Reduces tight coupling between microservices by separating internal and cross-service events.
Facilitates easier maintenance and evolution of services.
Enables targeted handling and scaling strategies per event type.
✗ Cons
Adds complexity in event design and requires discipline to maintain separation.
May increase the number of events and infrastructure overhead.
Requires clear documentation and team alignment to avoid misuse.
Use when building microservices with asynchronous communication and multiple teams managing different services, especially when business logic and integration concerns must be separated at scale (100+ services or high event volume).
Avoid when building simple or monolithic applications with minimal asynchronous communication or when event volume is very low (<100 events per minute), as the overhead outweighs benefits.
Real World Examples
Uber
Uber uses domain events to track ride status changes internally, integration events to synchronize data between services like payments and notifications, and notification events to inform users about ride updates.
Netflix
Netflix separates domain events for user activity within services, integration events to coordinate between microservices like recommendations and billing, and notification events to send alerts or emails to users.
Amazon
Amazon uses domain events to represent order state changes, integration events to update inventory and shipping services, and notification events to send order confirmations and delivery updates to customers.
Code Example
The before code mixes all event types in one method using string checks, causing confusion and tight coupling. The after code defines separate classes for each event type and processes them with dedicated handlers, improving clarity and separation of concerns.
Microservices
### Before: Mixed event handling without clear types
class EventProcessor:
    def process(self, event):
        if event['type'] == 'order_created':
            self.handle_order_created(event)
        elif event['type'] == 'payment_received':
            self.handle_payment(event)
        elif event['type'] == 'send_email':
            self.handle_notification(event)

### After: Clear event type separation
class DomainEvent:
    def __init__(self, data):
        self.data = data

class IntegrationEvent:
    def __init__(self, data):
        self.data = data

class NotificationEvent:
    def __init__(self, data):
        self.data = data

class EventProcessor:
    def process(self, event):
        if isinstance(event, DomainEvent):
            self.handle_domain_event(event)
        elif isinstance(event, IntegrationEvent):
            self.handle_integration_event(event)
        elif isinstance(event, NotificationEvent):
            self.handle_notification_event(event)

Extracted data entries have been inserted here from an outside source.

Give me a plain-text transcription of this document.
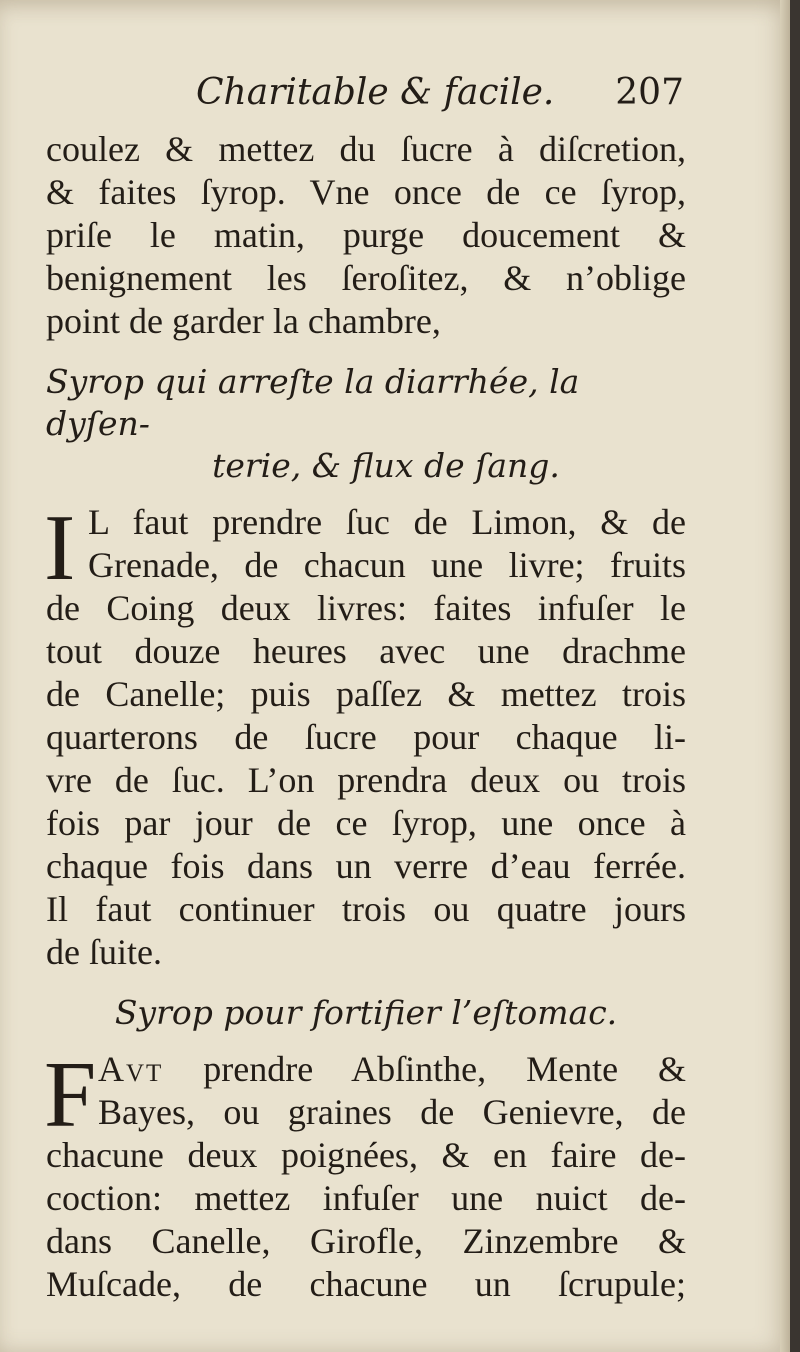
Charitable & facile. 207
coulez & mettez du ſucre à diſcretion,
& faites ſyrop. Vne once de ce ſyrop,
priſe le matin, purge doucement &
benignement les ſeroſitez, & n’oblige
point de garder la chambre,
Syrop qui arreſte la diarrhée, la dyſen-
terie, & flux de ſang.
I L faut prendre ſuc de Limon, & de
Grenade, de chacun une livre; fruits
de Coing deux livres: faites infuſer le
tout douze heures avec une drachme
de Canelle; puis paſſez & mettez trois
quarterons de ſucre pour chaque li-
vre de ſuc. L’on prendra deux ou trois
fois par jour de ce ſyrop, une once à
chaque fois dans un verre d’eau ferrée.
Il faut continuer trois ou quatre jours
de ſuite.
Syrop pour fortifier l’eſtomac.
F Avt prendre Abſinthe, Mente &
Bayes, ou graines de Genievre, de
chacune deux poignées, & en faire de-
coction: mettez infuſer une nuict de-
dans Canelle, Girofle, Zinzembre &
Muſcade, de chacune un ſcrupule;
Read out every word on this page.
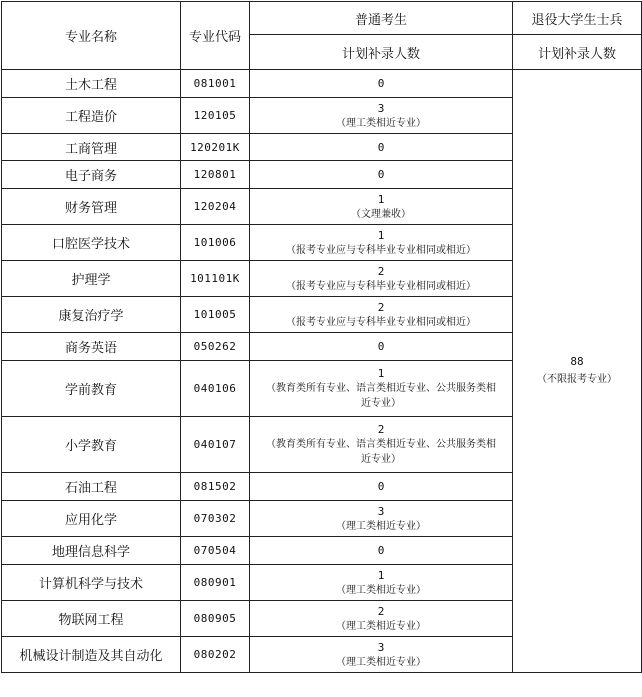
专业名称	专业代码	普通考生	退役大学生士兵
		计划补录人数	计划补录人数
土木工程	081001	0	88
（不限报考专业）

工程造价	120105	3
（理工类相近专业）	

工商管理	120201K	0	

电子商务	120801	0	

财务管理	120204	1
（文理兼收）	

口腔医学技术	101006	1
（报考专业应与专科毕业专业相同或相近）	

护理学	101101K	2
（报考专业应与专科毕业专业相同或相近）	

康复治疗学	101005	2
（报考专业应与专科毕业专业相同或相近）	

商务英语	050262	0	

学前教育	040106	1
（教育类所有专业、语言类相近专业、公共服务类相近专业）	

小学教育	040107	2
（教育类所有专业、语言类相近专业、公共服务类相近专业）	

石油工程	081502	0	

应用化学	070302	3
（理工类相近专业）	

地理信息科学	070504	0	

计算机科学与技术	080901	1
（理工类相近专业）	

物联网工程	080905	2
（理工类相近专业）	

机械设计制造及其自动化	080202	3
（理工类相近专业）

    def handle_domain_event(self, event):
        # business logic
        pass

    def handle_integration_event(self, event):
        # cross-service coordination
        pass

    def handle_notification_event(self, event):
        # user or external notifications
        pass
OutputSuccess
Alternatives
Event Sourcing
Stores all changes as a sequence of events representing state changes, focusing on persistence rather than event type separation.
Use when: Choose when you need full audit trails and the ability to reconstruct state from events.
Command Query Responsibility Segregation (CQRS)
Separates read and write models, often using events to update read models, but focuses on query optimization rather than event type classification.
Use when: Choose when read and write workloads differ significantly and need separate optimization.
Summary
Separating events into domain, integration, and notification types clarifies their roles and reduces coupling in microservices.
Domain events represent internal business changes, integration events coordinate between services, and notification events inform users or external systems.
This separation improves maintainability, scalability, and team collaboration in complex distributed systems.